After reading the China Post's litany of Western politicians who turned the other cheek when confronted by hecklers, I was tempted to find a few counter-examples:
(Sure wish I could find video of former Canadian Prime Minister Jean Chretien strangling a protester back in 1996. Richard Nixon and Jean Chretien - one of these is NOT a Quaker.)
Why Western politicians don't confront citizens who interrupt their rallies more frequently is really just an issue of tactics. First, there's often nothing to be gained by giving fringe ideas the dignity of a response. And secondly, a politician who engages hecklers is a politician who is allowing his opponents to set his agenda. Every minute of time that he spends answering hecklers is a minute not spent delivering his own message. Particularly on this latter point I can see why a person might say it was somewhat unwise for Taiwan's president to respond to the critics in the crowd. But surely the brouhaha was entirely out of proportion to the "offense". It almost seems like we're being issued a new set of rules: those who govern are henceforth forbidden from ever speaking back to those that they govern.

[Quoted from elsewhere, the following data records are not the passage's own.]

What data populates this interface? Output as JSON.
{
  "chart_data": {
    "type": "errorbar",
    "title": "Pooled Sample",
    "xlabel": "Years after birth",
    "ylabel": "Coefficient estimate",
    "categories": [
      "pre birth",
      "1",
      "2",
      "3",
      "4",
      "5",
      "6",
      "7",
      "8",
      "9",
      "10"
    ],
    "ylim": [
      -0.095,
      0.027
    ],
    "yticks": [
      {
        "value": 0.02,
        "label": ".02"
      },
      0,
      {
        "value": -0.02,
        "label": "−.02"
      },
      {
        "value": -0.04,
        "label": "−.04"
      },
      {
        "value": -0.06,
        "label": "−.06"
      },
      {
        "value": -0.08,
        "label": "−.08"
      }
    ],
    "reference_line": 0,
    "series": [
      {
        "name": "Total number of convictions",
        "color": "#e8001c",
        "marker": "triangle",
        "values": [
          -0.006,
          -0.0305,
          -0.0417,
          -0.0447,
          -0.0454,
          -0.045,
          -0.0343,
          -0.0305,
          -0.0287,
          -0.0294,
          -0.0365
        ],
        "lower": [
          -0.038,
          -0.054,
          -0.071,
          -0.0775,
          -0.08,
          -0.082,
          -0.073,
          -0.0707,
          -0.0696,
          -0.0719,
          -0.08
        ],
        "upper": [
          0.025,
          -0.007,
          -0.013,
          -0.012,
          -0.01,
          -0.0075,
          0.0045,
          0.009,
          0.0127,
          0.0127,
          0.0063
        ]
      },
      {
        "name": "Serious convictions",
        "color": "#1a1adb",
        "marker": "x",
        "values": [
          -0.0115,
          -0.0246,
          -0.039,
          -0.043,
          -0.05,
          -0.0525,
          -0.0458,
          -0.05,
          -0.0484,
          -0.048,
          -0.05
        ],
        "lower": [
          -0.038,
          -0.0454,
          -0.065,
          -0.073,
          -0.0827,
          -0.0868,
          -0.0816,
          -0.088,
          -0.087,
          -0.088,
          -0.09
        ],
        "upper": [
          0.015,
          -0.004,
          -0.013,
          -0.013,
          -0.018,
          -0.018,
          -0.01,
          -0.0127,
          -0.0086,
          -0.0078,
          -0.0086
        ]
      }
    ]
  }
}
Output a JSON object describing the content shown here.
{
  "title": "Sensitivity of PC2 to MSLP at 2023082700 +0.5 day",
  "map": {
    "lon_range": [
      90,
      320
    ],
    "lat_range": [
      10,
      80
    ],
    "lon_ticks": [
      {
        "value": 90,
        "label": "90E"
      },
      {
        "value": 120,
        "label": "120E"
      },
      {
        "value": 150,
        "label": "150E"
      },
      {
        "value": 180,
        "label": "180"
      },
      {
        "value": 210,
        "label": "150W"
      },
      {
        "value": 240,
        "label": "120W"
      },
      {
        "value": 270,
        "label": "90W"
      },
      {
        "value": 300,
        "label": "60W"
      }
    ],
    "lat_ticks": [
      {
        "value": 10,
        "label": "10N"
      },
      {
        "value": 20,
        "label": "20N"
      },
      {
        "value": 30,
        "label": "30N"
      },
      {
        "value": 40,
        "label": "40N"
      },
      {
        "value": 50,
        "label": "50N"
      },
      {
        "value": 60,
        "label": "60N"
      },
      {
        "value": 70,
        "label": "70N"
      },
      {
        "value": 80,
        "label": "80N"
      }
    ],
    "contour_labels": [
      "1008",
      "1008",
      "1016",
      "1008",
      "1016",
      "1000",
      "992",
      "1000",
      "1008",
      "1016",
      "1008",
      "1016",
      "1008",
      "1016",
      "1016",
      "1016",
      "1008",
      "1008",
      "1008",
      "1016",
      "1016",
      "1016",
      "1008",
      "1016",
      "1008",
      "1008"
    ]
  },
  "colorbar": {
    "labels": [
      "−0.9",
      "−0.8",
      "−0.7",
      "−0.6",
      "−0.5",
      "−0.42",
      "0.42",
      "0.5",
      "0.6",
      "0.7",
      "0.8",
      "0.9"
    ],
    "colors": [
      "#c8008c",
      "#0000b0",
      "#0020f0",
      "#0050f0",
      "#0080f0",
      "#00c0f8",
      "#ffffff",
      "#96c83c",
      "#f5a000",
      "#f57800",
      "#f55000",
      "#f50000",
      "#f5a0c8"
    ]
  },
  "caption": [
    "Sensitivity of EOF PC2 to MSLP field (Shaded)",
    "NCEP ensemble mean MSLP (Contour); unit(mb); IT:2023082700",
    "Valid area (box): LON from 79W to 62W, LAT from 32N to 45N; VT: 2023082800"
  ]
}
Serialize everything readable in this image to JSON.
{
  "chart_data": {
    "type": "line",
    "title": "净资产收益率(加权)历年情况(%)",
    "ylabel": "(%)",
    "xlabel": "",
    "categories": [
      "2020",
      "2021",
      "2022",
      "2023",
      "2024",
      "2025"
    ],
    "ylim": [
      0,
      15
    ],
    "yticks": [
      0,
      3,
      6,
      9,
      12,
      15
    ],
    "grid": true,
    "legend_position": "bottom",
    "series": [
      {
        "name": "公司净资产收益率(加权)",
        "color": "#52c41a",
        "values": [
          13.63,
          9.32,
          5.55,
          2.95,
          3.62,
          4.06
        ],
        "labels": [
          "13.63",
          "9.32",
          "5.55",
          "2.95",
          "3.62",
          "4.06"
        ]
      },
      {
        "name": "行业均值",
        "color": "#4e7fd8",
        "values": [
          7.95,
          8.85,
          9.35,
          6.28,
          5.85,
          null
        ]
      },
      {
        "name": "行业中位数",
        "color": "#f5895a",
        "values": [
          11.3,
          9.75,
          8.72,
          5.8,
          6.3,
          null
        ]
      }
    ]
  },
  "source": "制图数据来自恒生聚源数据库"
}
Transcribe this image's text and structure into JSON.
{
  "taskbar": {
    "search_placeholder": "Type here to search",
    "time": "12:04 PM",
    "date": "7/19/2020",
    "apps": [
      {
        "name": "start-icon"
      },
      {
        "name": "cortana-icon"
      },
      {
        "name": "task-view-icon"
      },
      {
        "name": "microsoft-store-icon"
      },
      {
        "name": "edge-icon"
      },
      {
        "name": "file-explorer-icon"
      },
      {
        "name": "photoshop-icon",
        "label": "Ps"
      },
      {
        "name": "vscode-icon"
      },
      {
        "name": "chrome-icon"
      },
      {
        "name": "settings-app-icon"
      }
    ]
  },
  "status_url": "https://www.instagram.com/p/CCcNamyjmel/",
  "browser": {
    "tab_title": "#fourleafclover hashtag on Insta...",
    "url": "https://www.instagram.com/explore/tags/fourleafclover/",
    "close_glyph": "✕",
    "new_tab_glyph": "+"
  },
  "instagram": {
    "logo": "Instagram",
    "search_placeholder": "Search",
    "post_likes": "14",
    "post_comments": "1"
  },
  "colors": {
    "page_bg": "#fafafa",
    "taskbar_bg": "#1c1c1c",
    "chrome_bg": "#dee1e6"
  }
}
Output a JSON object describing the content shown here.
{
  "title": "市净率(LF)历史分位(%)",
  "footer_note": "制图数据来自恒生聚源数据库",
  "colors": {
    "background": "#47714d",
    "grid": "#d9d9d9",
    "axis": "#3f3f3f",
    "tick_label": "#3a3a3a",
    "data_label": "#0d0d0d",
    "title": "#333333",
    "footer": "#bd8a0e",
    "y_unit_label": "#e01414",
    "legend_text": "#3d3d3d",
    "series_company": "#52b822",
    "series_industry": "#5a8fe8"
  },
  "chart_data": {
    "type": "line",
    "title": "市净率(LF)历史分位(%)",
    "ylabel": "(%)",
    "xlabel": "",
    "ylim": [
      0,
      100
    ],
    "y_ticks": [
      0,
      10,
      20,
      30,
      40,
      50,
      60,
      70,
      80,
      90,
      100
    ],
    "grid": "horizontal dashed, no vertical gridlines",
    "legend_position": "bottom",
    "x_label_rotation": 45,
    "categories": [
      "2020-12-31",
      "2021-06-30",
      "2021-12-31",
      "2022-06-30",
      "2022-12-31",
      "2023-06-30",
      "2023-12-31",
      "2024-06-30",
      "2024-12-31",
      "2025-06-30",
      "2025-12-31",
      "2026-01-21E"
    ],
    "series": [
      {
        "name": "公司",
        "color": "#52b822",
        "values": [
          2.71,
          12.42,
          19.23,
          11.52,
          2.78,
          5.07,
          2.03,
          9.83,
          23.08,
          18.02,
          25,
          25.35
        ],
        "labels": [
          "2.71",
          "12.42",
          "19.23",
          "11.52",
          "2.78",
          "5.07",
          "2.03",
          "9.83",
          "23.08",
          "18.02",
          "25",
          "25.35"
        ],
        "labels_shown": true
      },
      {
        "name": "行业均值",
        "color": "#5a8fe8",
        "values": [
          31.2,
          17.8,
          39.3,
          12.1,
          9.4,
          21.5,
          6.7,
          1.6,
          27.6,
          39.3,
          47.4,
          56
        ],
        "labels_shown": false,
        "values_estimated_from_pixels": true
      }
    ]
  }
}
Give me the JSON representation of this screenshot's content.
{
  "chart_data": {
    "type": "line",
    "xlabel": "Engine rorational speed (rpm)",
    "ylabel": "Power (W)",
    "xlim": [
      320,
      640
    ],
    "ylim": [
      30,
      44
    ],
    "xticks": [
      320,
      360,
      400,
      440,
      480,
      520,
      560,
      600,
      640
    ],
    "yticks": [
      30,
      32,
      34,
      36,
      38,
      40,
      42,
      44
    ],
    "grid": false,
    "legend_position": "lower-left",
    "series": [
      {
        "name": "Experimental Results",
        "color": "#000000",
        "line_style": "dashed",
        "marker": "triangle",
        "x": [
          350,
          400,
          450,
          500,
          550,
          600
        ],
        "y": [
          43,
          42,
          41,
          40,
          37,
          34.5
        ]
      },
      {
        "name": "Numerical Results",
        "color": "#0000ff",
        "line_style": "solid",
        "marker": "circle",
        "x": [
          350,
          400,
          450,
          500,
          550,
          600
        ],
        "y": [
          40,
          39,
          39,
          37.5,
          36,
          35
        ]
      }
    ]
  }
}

That the China Post damns President Chen for whatever he does I take as a given; that the Taipei Times objects as well to his confronting of hecklers suggests something more is at play here. My pet theory about this reverse Confucianism is that it may have something to do with holdover attitudes from the martial law era. Nobody in the world likes to be called out by authority, but in Taiwan there's an additional dynamic. You see, for forty years, Taiwanese dictators could publicly denounce anyone they liked. And if you were one of the ones being denounced, you knew you were in pretty deep trouble indeed. No wonder people here have a stronger than usual aversion to being criticized by their leaders! The days of the political prisons and the knock on the door in the middle of the night may all be gone, but those memories still linger. Taiwanese may be free now, but deep down, they're still a little afraid. And that, I think, creates a conundrum.
Taiwanese are free, and they want the freedom to criticize. But they're still afraid, so they don't want others to be free to criticize THEM. So it's freedom for me, but not for thee.
Frankly, this foreigner just doesn't see how that can really work.